En 2022, l’association Douar Nevez (Morbihan) publiait le guide « Parents dans un monde d’écrans », largement consulté sur le site de la Fédération Addiction. Pour approfondir cette thématique, Laurent Pommereuil, co-auteur et coordinateur CJC, a été interviewé.
Arrivé à Douar Nevez en 2007 pour travailler sur la prévention des usages de substances, Laurent Pommereuil a été progressivement sollicité, dès 2008-2009, sur la question des écrans, alors peu abordée en Bretagne. L’équipe s’est formée et a développé des outils spécifiques.
Qu’est-ce qui fait un usage problématique des écrans ?
Douar Nevez, spécialisée en addictologie (CSAPA et CAARUD), n’aborde pas les écrans sous l’angle de l’« addiction ». L’équipe distingue plutôt usage à risque (ex. : arnaque, virus) et usage excessif, défini par ses conséquences négatives (sommeil, scolarité, relations).
Même si les écrans activent les circuits du plaisir, comme le souligne l’Académie de médecine, les professionnels de Douar Nevez insistent sur la différence avec les addictions aux substances. Parler d’addiction risquerait de médicaliser l’adolescence, qui est déjà une période d’intensité et d’excès, et de mettre à distance la parole des parents.
Est ce qu’il y a une augmentation des consultations, des sollicitations sur ce sujet-là ces dernières années ?
Les usages excessifs des écrans sont aujourd’hui mieux repérés et mieux pris en charge, notamment grâce au soutien renforcé de l’ARS aux CJC et à une meilleure formation des professionnels (éducation spécialisée, Éducation nationale). On reçoit donc plus de jeunes en lien avec ces problématiques, mais il est difficile de dire si le phénomène a réellement augmenté ou s’il est simplement mieux identifié.
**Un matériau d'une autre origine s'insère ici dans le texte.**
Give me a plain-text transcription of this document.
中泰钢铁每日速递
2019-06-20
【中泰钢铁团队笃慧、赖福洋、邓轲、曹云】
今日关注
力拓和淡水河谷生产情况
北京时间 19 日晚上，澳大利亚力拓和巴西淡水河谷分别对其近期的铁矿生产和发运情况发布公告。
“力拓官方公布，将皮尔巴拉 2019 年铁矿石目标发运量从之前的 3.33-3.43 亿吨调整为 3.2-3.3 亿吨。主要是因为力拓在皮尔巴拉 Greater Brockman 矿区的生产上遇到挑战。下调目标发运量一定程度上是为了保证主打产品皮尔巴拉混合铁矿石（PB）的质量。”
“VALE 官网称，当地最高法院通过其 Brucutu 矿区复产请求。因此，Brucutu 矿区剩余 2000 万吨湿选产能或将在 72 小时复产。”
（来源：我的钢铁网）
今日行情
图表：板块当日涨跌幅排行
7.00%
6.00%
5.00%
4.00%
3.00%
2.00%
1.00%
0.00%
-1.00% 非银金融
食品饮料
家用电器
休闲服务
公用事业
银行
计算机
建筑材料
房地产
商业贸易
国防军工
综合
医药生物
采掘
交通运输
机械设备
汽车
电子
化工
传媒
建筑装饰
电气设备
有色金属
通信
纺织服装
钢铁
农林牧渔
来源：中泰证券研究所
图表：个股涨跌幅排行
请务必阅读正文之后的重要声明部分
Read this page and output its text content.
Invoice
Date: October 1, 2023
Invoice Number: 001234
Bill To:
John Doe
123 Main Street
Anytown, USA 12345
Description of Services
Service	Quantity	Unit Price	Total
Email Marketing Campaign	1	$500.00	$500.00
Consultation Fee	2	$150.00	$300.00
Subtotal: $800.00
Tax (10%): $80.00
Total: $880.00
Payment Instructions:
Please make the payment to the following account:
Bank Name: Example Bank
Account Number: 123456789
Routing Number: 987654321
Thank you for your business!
Concernant les réseaux sociaux, les problématiques actuelles (harcèlement, usage excessif) étaient déjà présentes il y a 10 ans, mais elles sont plus visibles aujourd’hui, en partie à cause de cas médiatisés.
Certaines campagnes de prévention semblent efficaces : les enfants sont moins nombreux à avoir une télé dans leur chambre qu’il y a 15 ans, et les parents sont davantage sensibilisés à retarder l’âge du premier téléphone portable.
Diriez-vous que la consommation d’écran d’un jeune doit amener son entourage à se questionner sur l’usage qui en est fait, et pourquoi ?
Les écrans offrent une richesse culturelle, ludique et informative, mais nécessitent un accompagnement dès le plus jeune âge.
Lors des conférences, peu de parents disent jouer aux jeux vidéo avec leurs enfants. Pourtant, l’essentiel est de s’intéresser à leurs usages, de partager, de poser des questions, et de rester curieux.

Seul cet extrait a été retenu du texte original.